Complexity and approximations for submodular minimization problems on two variables per inequality constraints

Abstract

We demonstrate here that submodular minimization (SM) problems subject to constraints containing up to two variables per inequality, SM2, are 2-approximable in polynomial time and a better approximation factor cannot be achieved in polynomial time unless NP=P. The 2-approximation holds when either the constraints have the round-up property (the rounding up of a feasible fractional solution is feasible) or, if the constraints do not have this property, for monotone submodular functions. The submodular minimization or supermodular maximization on constraints where the coefficients of the two variables in each constraint are of opposite signs (monotone constraints) is solvable in polynomial time. The 2-approximability and the polynomial time solvability for monotone constraints hold also for multi-sets that contain elements with integer multiplicity greater than 1, except that the running time is then pseudo-polynomial in that it depends on the range of the variables.
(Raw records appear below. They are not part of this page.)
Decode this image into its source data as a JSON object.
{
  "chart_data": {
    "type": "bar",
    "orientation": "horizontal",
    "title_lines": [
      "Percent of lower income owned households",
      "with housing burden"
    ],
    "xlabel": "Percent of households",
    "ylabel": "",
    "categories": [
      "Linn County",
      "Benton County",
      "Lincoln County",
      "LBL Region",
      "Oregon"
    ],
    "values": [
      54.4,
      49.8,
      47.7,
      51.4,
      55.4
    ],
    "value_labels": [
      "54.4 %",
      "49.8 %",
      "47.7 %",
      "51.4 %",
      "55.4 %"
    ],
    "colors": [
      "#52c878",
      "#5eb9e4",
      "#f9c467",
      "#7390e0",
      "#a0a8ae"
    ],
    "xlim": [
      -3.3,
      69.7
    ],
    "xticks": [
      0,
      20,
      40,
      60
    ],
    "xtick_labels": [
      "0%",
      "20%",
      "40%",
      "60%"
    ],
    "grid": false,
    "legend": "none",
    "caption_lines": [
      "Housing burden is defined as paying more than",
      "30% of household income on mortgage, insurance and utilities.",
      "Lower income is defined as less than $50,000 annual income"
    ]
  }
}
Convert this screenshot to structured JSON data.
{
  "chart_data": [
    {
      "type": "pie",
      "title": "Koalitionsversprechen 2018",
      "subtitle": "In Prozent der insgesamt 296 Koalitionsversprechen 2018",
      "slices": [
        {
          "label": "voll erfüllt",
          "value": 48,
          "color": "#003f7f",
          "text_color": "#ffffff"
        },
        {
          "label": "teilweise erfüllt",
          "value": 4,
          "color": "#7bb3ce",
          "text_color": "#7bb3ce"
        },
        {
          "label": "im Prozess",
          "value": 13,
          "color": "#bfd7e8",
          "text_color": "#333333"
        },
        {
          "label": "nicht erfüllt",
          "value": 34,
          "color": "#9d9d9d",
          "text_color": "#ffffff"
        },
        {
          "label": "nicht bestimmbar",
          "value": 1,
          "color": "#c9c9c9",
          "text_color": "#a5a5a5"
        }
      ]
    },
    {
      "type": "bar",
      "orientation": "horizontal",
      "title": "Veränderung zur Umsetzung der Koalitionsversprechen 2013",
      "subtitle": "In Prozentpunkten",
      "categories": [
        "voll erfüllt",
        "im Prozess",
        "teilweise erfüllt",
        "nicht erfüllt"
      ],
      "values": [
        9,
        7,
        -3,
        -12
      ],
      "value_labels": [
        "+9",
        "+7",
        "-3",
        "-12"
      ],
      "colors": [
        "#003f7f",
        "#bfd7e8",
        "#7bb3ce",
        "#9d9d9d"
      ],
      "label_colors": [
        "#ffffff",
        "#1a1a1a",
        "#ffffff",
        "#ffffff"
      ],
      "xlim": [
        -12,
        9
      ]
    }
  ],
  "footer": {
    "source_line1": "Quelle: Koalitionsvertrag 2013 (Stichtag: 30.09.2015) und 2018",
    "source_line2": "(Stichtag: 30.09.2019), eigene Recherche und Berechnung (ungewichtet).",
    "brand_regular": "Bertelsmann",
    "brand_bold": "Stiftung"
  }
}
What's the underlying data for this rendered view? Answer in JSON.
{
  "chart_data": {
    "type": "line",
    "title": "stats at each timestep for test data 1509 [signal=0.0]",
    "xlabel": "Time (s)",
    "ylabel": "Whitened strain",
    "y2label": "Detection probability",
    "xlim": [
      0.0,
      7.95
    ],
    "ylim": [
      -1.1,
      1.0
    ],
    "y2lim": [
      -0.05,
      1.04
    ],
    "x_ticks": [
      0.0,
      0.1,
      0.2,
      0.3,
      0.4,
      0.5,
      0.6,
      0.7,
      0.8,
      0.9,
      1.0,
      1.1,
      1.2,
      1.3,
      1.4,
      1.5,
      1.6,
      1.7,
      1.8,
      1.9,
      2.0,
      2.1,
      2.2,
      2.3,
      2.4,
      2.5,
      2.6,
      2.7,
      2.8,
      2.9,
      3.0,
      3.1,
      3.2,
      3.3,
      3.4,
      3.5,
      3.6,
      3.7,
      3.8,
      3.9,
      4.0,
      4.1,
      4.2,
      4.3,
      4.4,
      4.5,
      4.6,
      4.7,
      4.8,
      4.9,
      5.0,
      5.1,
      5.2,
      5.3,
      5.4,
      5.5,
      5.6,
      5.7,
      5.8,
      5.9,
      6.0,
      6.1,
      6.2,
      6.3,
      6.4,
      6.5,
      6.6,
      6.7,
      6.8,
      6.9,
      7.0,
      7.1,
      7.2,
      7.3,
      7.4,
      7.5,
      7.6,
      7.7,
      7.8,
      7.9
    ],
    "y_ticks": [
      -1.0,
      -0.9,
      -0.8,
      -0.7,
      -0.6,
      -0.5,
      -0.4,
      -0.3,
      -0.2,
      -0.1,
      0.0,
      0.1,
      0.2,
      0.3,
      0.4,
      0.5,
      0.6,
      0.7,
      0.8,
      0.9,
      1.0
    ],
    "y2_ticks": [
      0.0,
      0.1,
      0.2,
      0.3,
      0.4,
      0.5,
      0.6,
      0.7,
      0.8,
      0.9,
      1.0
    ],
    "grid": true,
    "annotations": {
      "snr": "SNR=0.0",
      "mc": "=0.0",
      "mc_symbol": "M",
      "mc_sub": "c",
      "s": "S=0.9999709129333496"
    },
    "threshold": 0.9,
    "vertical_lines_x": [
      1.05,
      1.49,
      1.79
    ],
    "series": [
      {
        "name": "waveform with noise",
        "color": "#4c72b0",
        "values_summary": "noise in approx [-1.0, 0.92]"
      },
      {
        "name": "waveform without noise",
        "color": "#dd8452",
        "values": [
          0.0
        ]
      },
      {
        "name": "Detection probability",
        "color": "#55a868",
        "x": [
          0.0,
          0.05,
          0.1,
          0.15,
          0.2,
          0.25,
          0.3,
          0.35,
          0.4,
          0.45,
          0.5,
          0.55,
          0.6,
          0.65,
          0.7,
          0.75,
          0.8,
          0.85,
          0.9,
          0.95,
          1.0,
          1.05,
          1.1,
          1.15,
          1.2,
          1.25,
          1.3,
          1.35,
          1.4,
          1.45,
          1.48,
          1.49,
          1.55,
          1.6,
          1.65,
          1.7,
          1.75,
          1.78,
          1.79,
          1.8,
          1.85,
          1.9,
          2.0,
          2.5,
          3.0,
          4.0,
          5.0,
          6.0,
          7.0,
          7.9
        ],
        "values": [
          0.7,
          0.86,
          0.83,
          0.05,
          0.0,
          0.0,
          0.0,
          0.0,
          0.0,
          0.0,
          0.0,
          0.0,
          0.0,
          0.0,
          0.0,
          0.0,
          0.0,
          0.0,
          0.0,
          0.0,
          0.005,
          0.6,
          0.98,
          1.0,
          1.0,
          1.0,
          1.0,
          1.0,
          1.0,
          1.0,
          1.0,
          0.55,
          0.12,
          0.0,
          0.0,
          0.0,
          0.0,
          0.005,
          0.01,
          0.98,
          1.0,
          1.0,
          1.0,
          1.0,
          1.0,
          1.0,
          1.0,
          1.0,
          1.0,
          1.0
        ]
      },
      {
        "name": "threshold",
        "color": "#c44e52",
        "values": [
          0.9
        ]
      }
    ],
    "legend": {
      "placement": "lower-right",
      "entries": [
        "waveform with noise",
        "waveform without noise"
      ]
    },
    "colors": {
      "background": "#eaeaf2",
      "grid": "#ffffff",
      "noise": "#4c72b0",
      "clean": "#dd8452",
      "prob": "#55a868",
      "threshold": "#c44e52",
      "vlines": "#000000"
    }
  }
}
This complexity cannot be improved unless NP=P.Our results indicate that SM2 problems are not much harder than the respective linear integer problems on two variables per constraint: For monotone constraints both problems are polynomial time solvable, and for non-monotone NP-hard problems, both problems have 2-approximation algorithms. For SM2 problems the factor 2 approximation is provably best possible, whereas for the respective linear integer problems it has not been established that the factor 2 is best possible, but this has been conjectured. On the other hand, for SM2 problems where the two variables constraints’ coefficients form a totally unimodular constraint matrix, the linear integer optimization problem is solved in polynomial time, whereas the submodular optimization is proved here to be NP-hard.The submodular minimization NP-hard problems for which our general purpose 2-approximation algorithm applies include submodular-vertex cover, submodular-2SAT, submodular-min satisfiability, submodular-edge deletion for clique, submodular-node deletion for biclique and others.